Distribution of t-statistic

Proof of Theorem

  • Since X_1,\ldots,X_n is random sample from N(\mu,\sigma^2), we have that (see Slide 101) \overline{X} \sim N(\mu, \sigma^2/n)

  • Therefore, we can renormalize and obtain U := \frac{ \overline{X} - \mu }{ \sigma/\sqrt{n} } \sim N(0,1)

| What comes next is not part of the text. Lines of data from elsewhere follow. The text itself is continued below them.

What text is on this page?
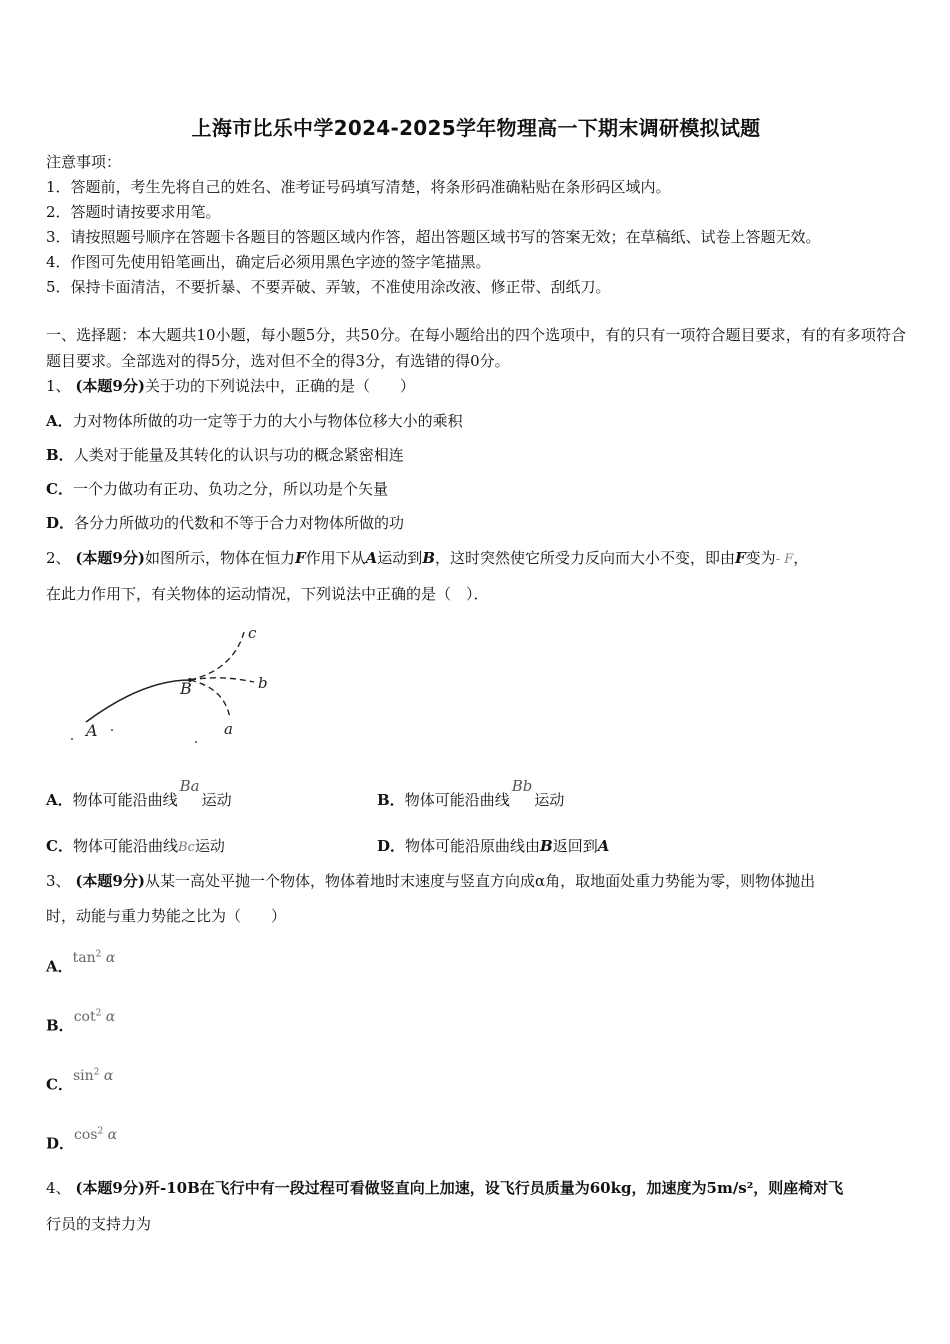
上海市比乐中学2024-2025学年物理高一下期末调研模拟试题
注意事项：
1．答题前，考生先将自己的姓名、准考证号码填写清楚，将条形码准确粘贴在条形码区域内。
2．答题时请按要求用笔。
3．请按照题号顺序在答题卡各题目的答题区域内作答，超出答题区域书写的答案无效；在草稿纸、试卷上答题无效。
4．作图可先使用铅笔画出，确定后必须用黑色字迹的签字笔描黑。
5．保持卡面清洁，不要折暴、不要弄破、弄皱，不准使用涂改液、修正带、刮纸刀。
一、选择题：本大题共10小题，每小题5分，共50分。在每小题给出的四个选项中，有的只有一项符合题目要求，有的有多项符合题目要求。全部选对的得5分，选对但不全的得3分，有选错的得0分。
1、 (本题9分)关于功的下列说法中，正确的是（　　）
A．力对物体所做的功一定等于力的大小与物体位移大小的乘积
B．人类对于能量及其转化的认识与功的概念紧密相连
C．一个力做功有正功、负功之分，所以功是个矢量
D．各分力所做功的代数和不等于合力对物体所做的功
2、 (本题9分)如图所示，物体在恒力F作用下从A运动到B，这时突然使它所受力反向而大小不变，即由F变为- F，
在此力作用下，有关物体的运动情况，下列说法中正确的是（　）．
A
B
c
b
a
A．物体可能沿曲线Ba运动	B．物体可能沿曲线Bb运动
C．物体可能沿曲线Bc运动	D．物体可能沿原曲线由B返回到A
3、 (本题9分)从某一高处平抛一个物体，物体着地时末速度与竖直方向成α角，取地面处重力势能为零，则物体抛出
时，动能与重力势能之比为（　　）
A．$\tan^2 \alpha$
B．$\cot^2 \alpha$
C．$\sin^2 \alpha$
D．$\cos^2 \alpha$
4、 (本题9分)歼-10B在飞行中有一段过程可看做竖直向上加速，设飞行员质量为60kg，加速度为5m/s²，则座椅对飞
行员的支持力为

Distribution of t-statistic

Proof of Theorem

  • We have also shown that V := \frac{ (n-1) S^2 }{ \sigma^2 } \sim \chi_{n-1}^2

  • Finally, we can rewrite T as T = \frac{\overline{X}-\mu}{S/\sqrt{n}} = \frac{U}{ \sqrt{V/(n-1)} }

  • By the Theorem in Slide 118, we conclude that T \sim t_{n-1}

Properties of t-distribution

Proposition: Expectation and Variance of t-distribution

Suppose that T \sim t_p. We have:

  • If p>1 then {\rm I\kern-.3em E}[T] = 0
  • If p>2 then {\rm Var}[T] = \frac{p}{p-2}

Notes:

  • We have to assume p>1, otherwise {\rm I\kern-.3em E}[T] = \infty for p=1
  • We have to assume p>2, otherwise {\rm Var}[T] = \infty for p=1,2
  • {\rm I\kern-.3em E}[T] = 0 follows trivially from symmetry of the pdf f_T(t) around t=0
  • Computing {\rm Var}[T] is quite involved, and we skip it

t-distribution

Comparison with Standard Normal

The t_p distribution approximates the standard normal N(0,1):

  • t_p it is symmetric around zero and bell-shaped, like N(0,1)
  • t_p has heavier tails compared to N(0,1)
  • While the variance of N(0,1) is 1, the variance of t_p is \frac{p}{p-2}
  • We have that t_p \to N(0,1) \quad \text{as} \quad p \to \infty

Plot: Comparison with Standard Normal

References

[1]
Casella, George, Berger, Roger L., Statistical inference, second edition, Brooks/Cole, 2002.
[2]
Gosset (Student), W.S., The probable error of a mean, Biometrika. 6 (1908) 1–25.